NEW YORK (GenomeWeb) – A team led by researchers at the Mayo Clinic has delved into the genetic contributors to multiple myeloma risk in individuals with varying levels of African and European ancestry.
"Our findings provide important information that will help us determine the mechanism by which myeloma is more common in African Americans, as well as help us in our quest to find out what causes myeloma in the first place," corresponding author Vincent Rajkumar, a hematology researcher at the Mayo Clinic, said in a statement.
For a study published in the Blood Cancer Journal yesterday, Rajkumar and colleagues from the Mayo Clinic, the University of Sheffield, and genetic testing lab DNA Diagnostics Center performed cytogenetic analyses, genotyping, and genetic ancestry profiling on samples from 881 individuals with monoclonal gammopathy — a set of blood plasma cell neoplasms ranging from non-cancerous conditions that increase myeloma risk, such as monoclonal gammopathy of undetermined significance (MGUS), to multiple myeloma itself.

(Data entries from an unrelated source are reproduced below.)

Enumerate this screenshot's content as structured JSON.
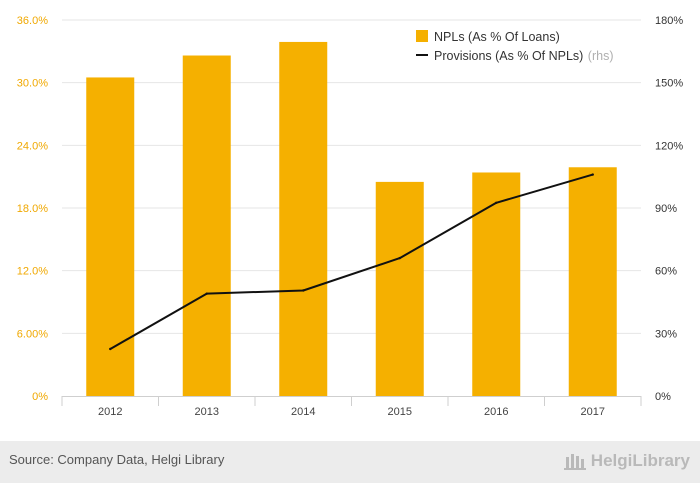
{
  "chart_data": {
    "type": "bar",
    "categories": [
      "2012",
      "2013",
      "2014",
      "2015",
      "2016",
      "2017"
    ],
    "series": [
      {
        "name": "NPLs (As % Of Loans)",
        "type": "bar",
        "axis": "left",
        "color": "#f5b000",
        "values": [
          30.5,
          32.6,
          33.9,
          20.5,
          21.4,
          21.9
        ]
      },
      {
        "name": "Provisions (As % Of NPLs)",
        "name_suffix": "(rhs)",
        "type": "line",
        "axis": "right",
        "color": "#111111",
        "values": [
          22.5,
          49.0,
          50.5,
          66.0,
          92.5,
          106.0
        ]
      }
    ],
    "y_left": {
      "ylim": [
        0,
        36
      ],
      "ticks": [
        0,
        6,
        12,
        18,
        24,
        30,
        36
      ],
      "tick_labels": [
        "0%",
        "6.00%",
        "12.0%",
        "18.0%",
        "24.0%",
        "30.0%",
        "36.0%"
      ]
    },
    "y_right": {
      "ylim": [
        0,
        180
      ],
      "ticks": [
        0,
        30,
        60,
        90,
        120,
        150,
        180
      ],
      "tick_labels": [
        "0%",
        "30%",
        "60%",
        "90%",
        "120%",
        "150%",
        "180%"
      ]
    },
    "grid": true,
    "legend_position": "top-right"
  },
  "footer": {
    "source": "Source: Company Data, Helgi Library",
    "brand": "HelgiLibrary"
  },
  "colors": {
    "accent": "#f5b000",
    "grid": "#e6e6e6",
    "footer_bg": "#ececec"
  }
}
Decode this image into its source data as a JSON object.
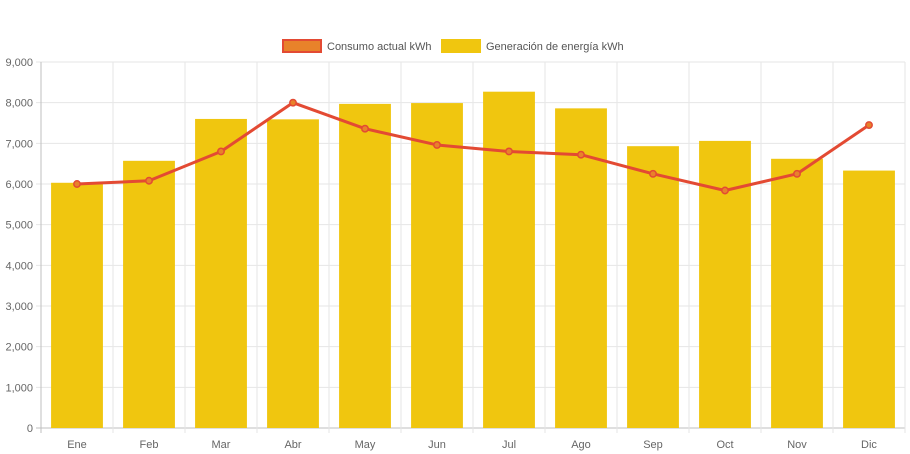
{
  "chart_data": {
    "type": "bar",
    "categories": [
      "Ene",
      "Feb",
      "Mar",
      "Abr",
      "May",
      "Jun",
      "Jul",
      "Ago",
      "Sep",
      "Oct",
      "Nov",
      "Dic"
    ],
    "series": [
      {
        "name": "Consumo actual kWh",
        "kind": "line",
        "color": "#e34a33",
        "legend_fill": "#e8822a",
        "values": [
          6000,
          6080,
          6800,
          8000,
          7360,
          6960,
          6800,
          6720,
          6250,
          5840,
          6250,
          7450
        ]
      },
      {
        "name": "Generación de energía kWh",
        "kind": "bar",
        "color": "#f0c60f",
        "values": [
          6030,
          6570,
          7600,
          7590,
          7970,
          7990,
          8270,
          7860,
          6930,
          7060,
          6620,
          6330
        ]
      }
    ],
    "y_ticks": [
      "0",
      "1,000",
      "2,000",
      "3,000",
      "4,000",
      "5,000",
      "6,000",
      "7,000",
      "8,000",
      "9,000"
    ],
    "ylim": [
      0,
      9000
    ],
    "grid": true,
    "legend_position": "top-center",
    "title": "",
    "xlabel": "",
    "ylabel": ""
  }
}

"Previous efforts to understand this disparity have relied on self-reported race rather than on genetic ancestry, which may have resulted in bias," Rajkumar explained. "A major new aspect of this study is that we identified the ancestry of each patient through DNA sequencing, which allowed us to determine ancestry more accurately."
Prior studies described a general rise in multiple myeloma or MGUS risk, combined with earlier disease onset, in African American and West African individuals, the researchers noted. But the new work provides a clearer look at ties between genetic ancestry and the prevalence of specific disease subtypes.
Based on fluorescence in situ hybridization analyses of plasma cell chromosomes — along with tumor cytogenetic analyses, array-based genotyping, and ancestry estimates using the Geographic Population Structure Origins tool — the team found that three cytogenetic subtypes were significantly overrepresented in the 120 participants with 80 percent or greater ancestry from Africa.
The researchers estimated that the risk of developing one of three multiple myeloma subtypes — marked by the so-called t(11;14), t(14;16), and t(14;20) translocations, affecting an immunoglobulin heavy chain gene on chromosome 14 — jumped by roughly 6 percent for each 10 percent increase in African ancestry.
Compared to 235 individuals with less than 0.1 percent African ancestry according to their genomes, the individuals with at least 80 percent African ancestry also appeared less likely to develop multiple myelomas marked by trisomies and specific chromosome 13 alterations.
"Future studies will include enlarging our [80 percent or greater African ancestry] cohort and increasing the granularity of our studies with regards to specific regions within Africa," the authors concluded. "Understanding the cause of health disparities in monocloncal gammopathies has the potential to provide previously unrecognized interventions."